In the study by Chen et al. (2003), 22 diabetic subjects (12 female) with elevated blood cholesterol concentrations received, following a randomised, double-blind, crossover design, glucomannan and placebo (starch) for 28 days each with no washout period in between. Glucomannan and placebo were administered in gelatine capsules with a glass of water three times daily half an hour prior to meals. The dose of glucomannan increased progressively from 1.2 (for three days), 2.6 (for three days) to 3.6 g per day (for 22 days). No statistically significant differences in body weight changes were observed between the glucomannan and placebo groups.
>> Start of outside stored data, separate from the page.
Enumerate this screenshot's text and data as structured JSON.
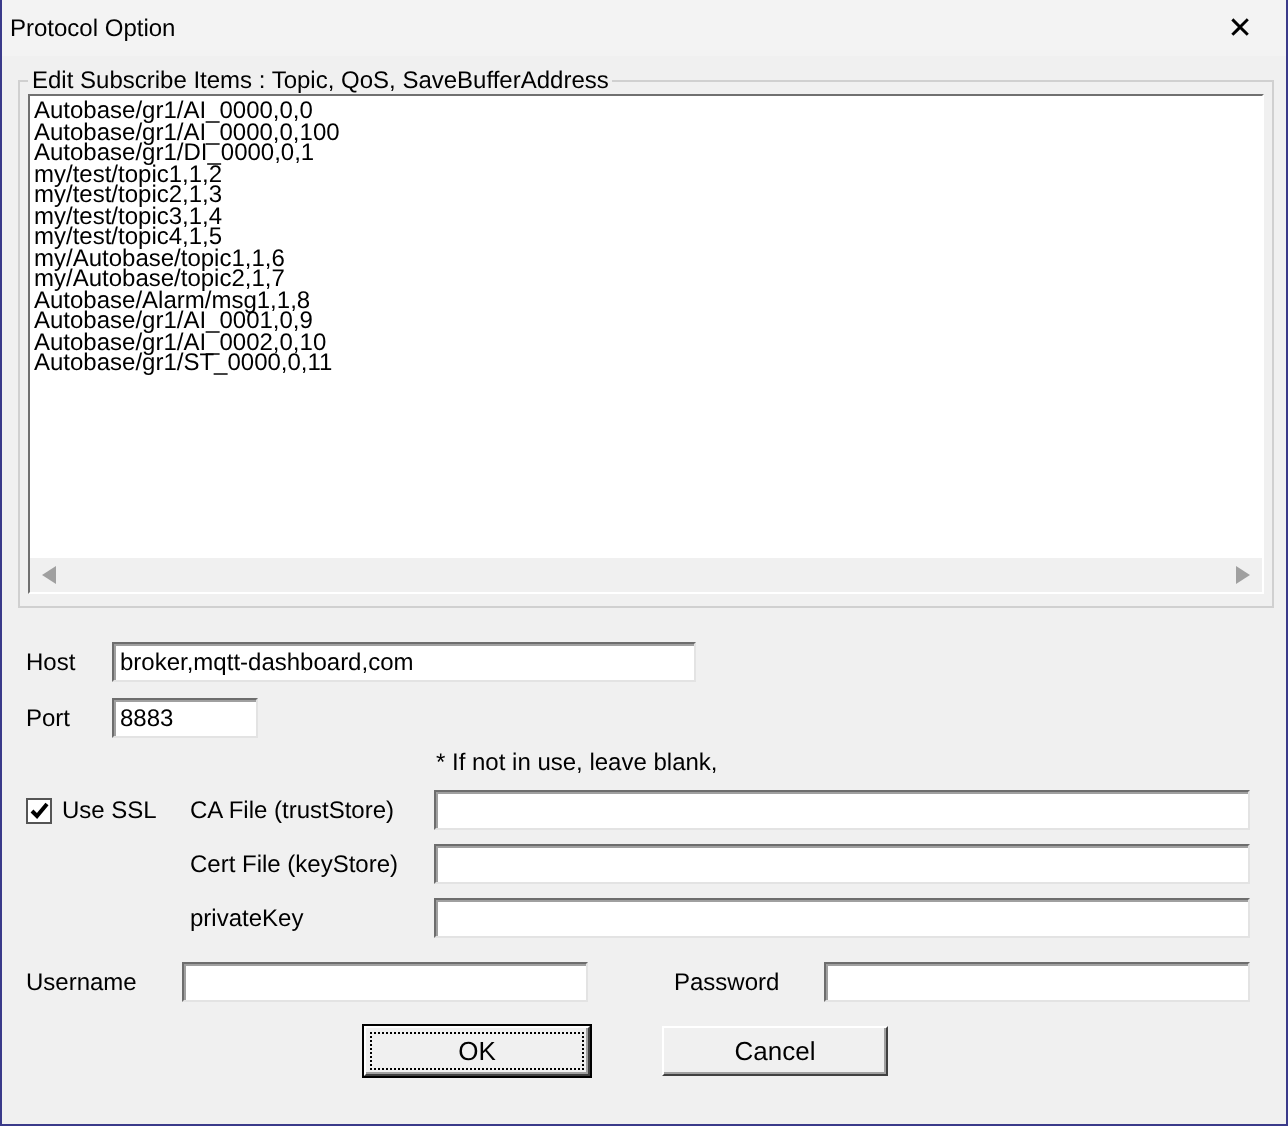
{
  "window": {
    "title": "Protocol Option",
    "close": "✕"
  },
  "group": {
    "legend": "Edit Subscribe Items : Topic, QoS, SaveBufferAddress",
    "items": [
      "Autobase/gr1/AI_0000,0,0",
      "Autobase/gr1/AI_0000,0,100",
      "Autobase/gr1/DI_0000,0,1",
      "my/test/topic1,1,2",
      "my/test/topic2,1,3",
      "my/test/topic3,1,4",
      "my/test/topic4,1,5",
      "my/Autobase/topic1,1,6",
      "my/Autobase/topic2,1,7",
      "Autobase/Alarm/msg1,1,8",
      "Autobase/gr1/AI_0001,0,9",
      "Autobase/gr1/AI_0002,0,10",
      "Autobase/gr1/ST_0000,0,11"
    ]
  },
  "host": {
    "label": "Host",
    "value": "broker,mqtt-dashboard,com"
  },
  "port": {
    "label": "Port",
    "value": "8883"
  },
  "note": "* If not in use, leave blank,",
  "ssl": {
    "label": "Use SSL",
    "checked": true,
    "fields": [
      {
        "label": "CA File (trustStore)"
      },
      {
        "label": "Cert File (keyStore)"
      },
      {
        "label": "privateKey"
      }
    ]
  },
  "username": {
    "label": "Username"
  },
  "password": {
    "label": "Password"
  },
  "buttons": [
    {
      "label": "OK",
      "focused": true
    },
    {
      "label": "Cancel",
      "focused": false
    }
  ]
}
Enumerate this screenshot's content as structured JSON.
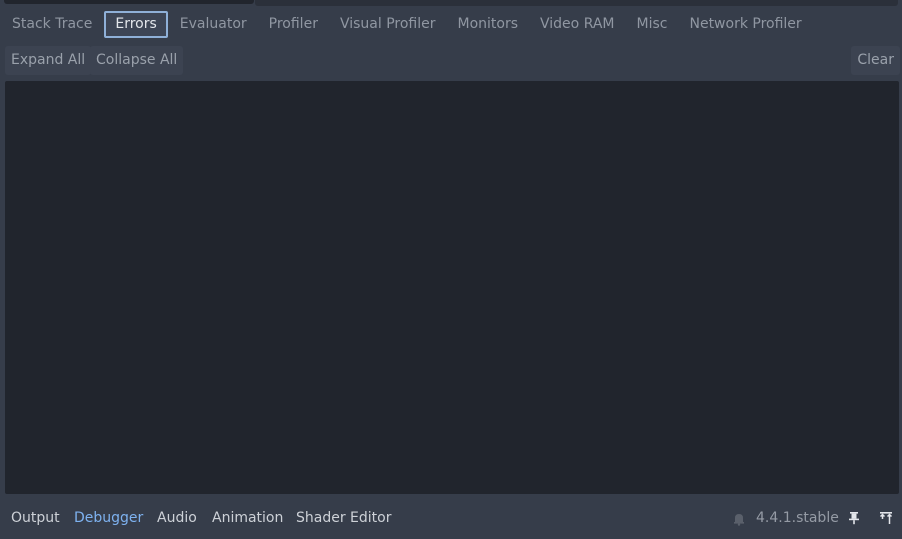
{
  "debugger_tabs": [
    {
      "label": "Stack Trace"
    },
    {
      "label": "Errors"
    },
    {
      "label": "Evaluator"
    },
    {
      "label": "Profiler"
    },
    {
      "label": "Visual Profiler"
    },
    {
      "label": "Monitors"
    },
    {
      "label": "Video RAM"
    },
    {
      "label": "Misc"
    },
    {
      "label": "Network Profiler"
    }
  ],
  "active_tab": "Errors",
  "toolbar": {
    "expand_all": "Expand All",
    "collapse_all": "Collapse All",
    "clear": "Clear"
  },
  "bottom_panel": {
    "tabs": [
      "Output",
      "Debugger",
      "Audio",
      "Animation",
      "Shader Editor"
    ],
    "active": "Debugger",
    "version": "4.4.1.stable",
    "icons": [
      "notification-bell-icon",
      "pin-icon",
      "expand-panel-icon"
    ]
  },
  "colors": {
    "background": "#363d4a",
    "panel": "#21252d",
    "accent": "#7eb2f0",
    "active_tab_border": "#8fb0d8"
  }
}
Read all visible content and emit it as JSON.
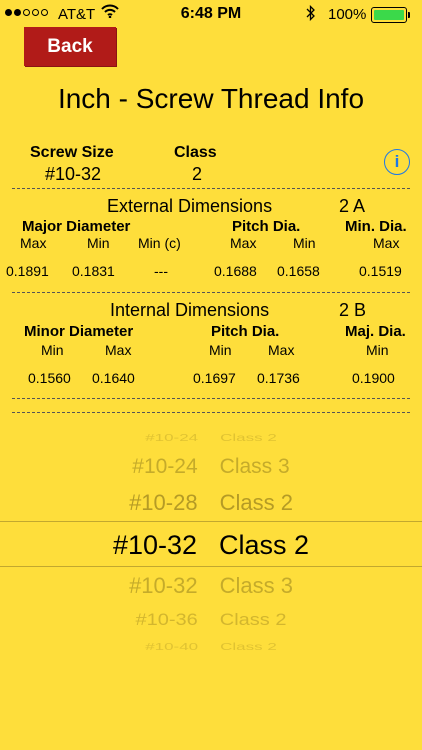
{
  "status_bar": {
    "carrier": "AT&T",
    "time": "6:48 PM",
    "battery": "100%"
  },
  "back_label": "Back",
  "title": "Inch - Screw Thread Info",
  "selection": {
    "size_label": "Screw Size",
    "size_value": "#10-32",
    "class_label": "Class",
    "class_value": "2"
  },
  "info_icon": "i",
  "external": {
    "title": "External Dimensions",
    "class_code": "2  A",
    "headers": {
      "major": "Major Diameter",
      "pitch": "Pitch Dia.",
      "minor": "Min. Dia."
    },
    "sub": {
      "max1": "Max",
      "min1": "Min",
      "minc": "Min (c)",
      "max2": "Max",
      "min2": "Min",
      "max3": "Max"
    },
    "values": {
      "major_max": "0.1891",
      "major_min": "0.1831",
      "major_minc": "---",
      "pitch_max": "0.1688",
      "pitch_min": "0.1658",
      "minor_max": "0.1519"
    }
  },
  "internal": {
    "title": "Internal Dimensions",
    "class_code": "2  B",
    "headers": {
      "minor": "Minor Diameter",
      "pitch": "Pitch Dia.",
      "major": "Maj. Dia."
    },
    "sub": {
      "min1": "Min",
      "max1": "Max",
      "min2": "Min",
      "max2": "Max",
      "min3": "Min"
    },
    "values": {
      "minor_min": "0.1560",
      "minor_max": "0.1640",
      "pitch_min": "0.1697",
      "pitch_max": "0.1736",
      "major_min": "0.1900"
    }
  },
  "picker": [
    {
      "size": "#10-24",
      "cls": "Class 2"
    },
    {
      "size": "#10-24",
      "cls": "Class 3"
    },
    {
      "size": "#10-28",
      "cls": "Class 2"
    },
    {
      "size": "#10-32",
      "cls": "Class 2"
    },
    {
      "size": "#10-32",
      "cls": "Class 3"
    },
    {
      "size": "#10-36",
      "cls": "Class 2"
    },
    {
      "size": "#10-40",
      "cls": "Class 2"
    }
  ],
  "colors": {
    "background": "#FEDE3B",
    "back_button": "#B11B18",
    "info_icon": "#1E78E6"
  }
}
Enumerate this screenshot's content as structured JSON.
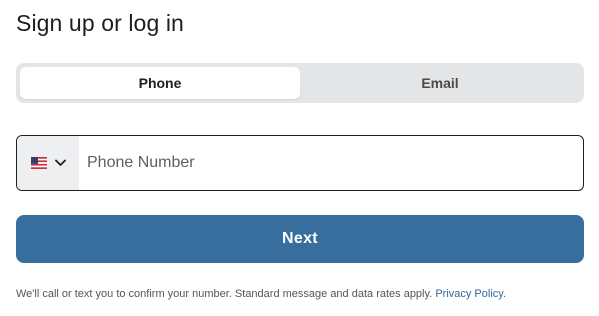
{
  "title": "Sign up or log in",
  "tabs": [
    {
      "label": "Phone",
      "active": true
    },
    {
      "label": "Email",
      "active": false
    }
  ],
  "phone": {
    "country_flag": "us-flag-icon",
    "placeholder": "Phone Number",
    "value": ""
  },
  "next_button": {
    "label": "Next"
  },
  "disclaimer": {
    "text": "We'll call or text you to confirm your number. Standard message and data rates apply.",
    "link_label": "Privacy Policy."
  },
  "colors": {
    "primary_button": "#376e9e",
    "link": "#2f6a9e",
    "segment_bg": "#e4e5e7"
  }
}
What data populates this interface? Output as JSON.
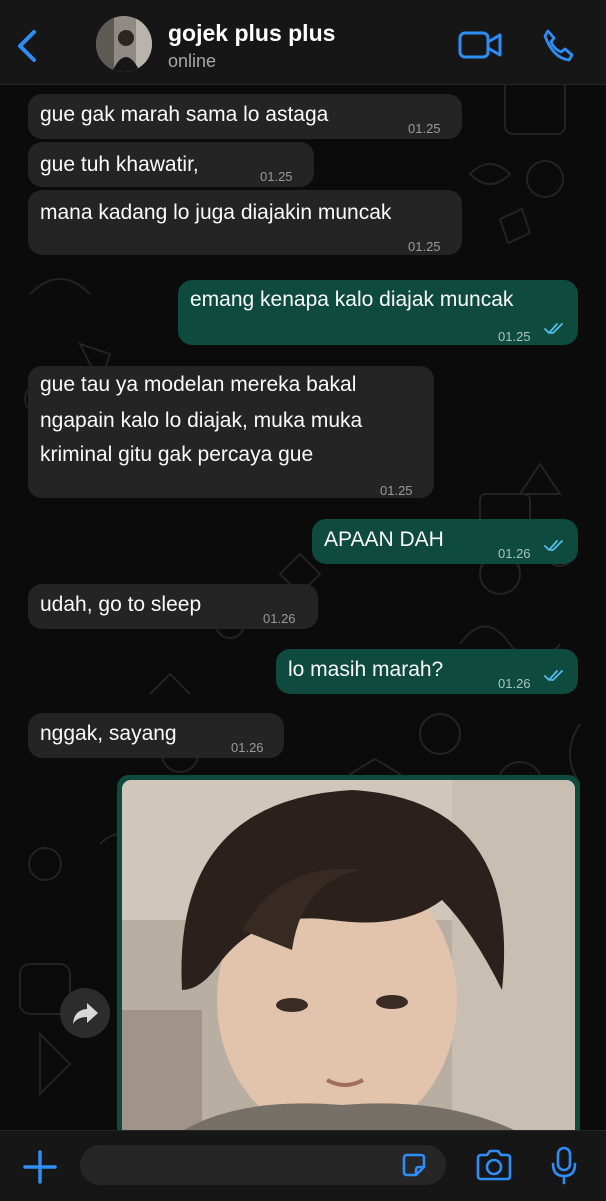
{
  "header": {
    "contact_name": "gojek plus plus",
    "status": "online"
  },
  "colors": {
    "accent": "#2f8ef5",
    "incoming_bubble": "#242424",
    "outgoing_bubble": "#0e4a3e",
    "read_ticks": "#53bdeb"
  },
  "messages": [
    {
      "direction": "incoming",
      "text": "gue gak marah sama lo astaga",
      "time": "01.25"
    },
    {
      "direction": "incoming",
      "text": "gue tuh khawatir,",
      "time": "01.25"
    },
    {
      "direction": "incoming",
      "text": "mana kadang lo juga diajakin muncak",
      "time": "01.25"
    },
    {
      "direction": "outgoing",
      "text": "emang kenapa kalo diajak muncak",
      "time": "01.25",
      "status": "read"
    },
    {
      "direction": "incoming",
      "lines": [
        "gue tau ya modelan mereka bakal",
        "ngapain kalo lo diajak, muka muka",
        "kriminal gitu gak percaya gue"
      ],
      "time": "01.25"
    },
    {
      "direction": "outgoing",
      "text": "APAAN DAH",
      "time": "01.26",
      "status": "read"
    },
    {
      "direction": "incoming",
      "text": "udah, go to sleep",
      "time": "01.26"
    },
    {
      "direction": "outgoing",
      "text": "lo masih marah?",
      "time": "01.26",
      "status": "read"
    },
    {
      "direction": "incoming",
      "text": "nggak, sayang",
      "time": "01.26"
    },
    {
      "direction": "outgoing",
      "type": "photo"
    }
  ],
  "icons": {
    "back": "chevron-left-icon",
    "video_call": "video-camera-icon",
    "voice_call": "phone-icon",
    "forward": "forward-arrow-icon",
    "attach": "plus-icon",
    "sticker": "sticker-icon",
    "camera": "camera-icon",
    "mic": "microphone-icon"
  },
  "input": {
    "placeholder": ""
  }
}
The Panel notes the short duration of the study and the absence of a washout period between interventions.
The Panel notes that no long-term studies (>3 months) on the effects of glucomannan on body weight are available.
The Panel also notes that glucomannan is a soluble-type of fibre which forms a viscous, gel-like mass in the stomach when hydrated, and that this “mass effect” could delay gastric emptying and induce satiety leading to a decrease in subsequent energy intake (Keithley and Swanson, 2005).
In weighing the evidence, the Panel took into account that most of the intervention studies, which were of adequate sample size and duration, found a statistically significant effect of glucomannan on body weight loss in the context of a hypocaloric diet when administered as a pre-load before meals, and that the mechanism by which glucomannan could exert the claimed effect is established.
Panel concludes that a cause and effect relationship has been established between the consumption of glucomannan and the reduction of body weight in the context of an energy-restricted diet.
4.1. Redukcja masy ciała (ID 854, 1556, 3725)
The Panel considers that the following wording reflects the scientific evidence: “Glucomannan contributes to the reduction of body weight in the context of an energy-restricted diet”.
5.1. Redukcja masy ciała (ID 854, 1556, 3725)
The Panel considers that in order to obtain the claimed effect, at least 3 g of glucomannan should be consumed daily in three doses of at least 1 g each, together with 1-2 glasses of water before meals, in the context of an energy-restricted diet. The target population is overweight adults.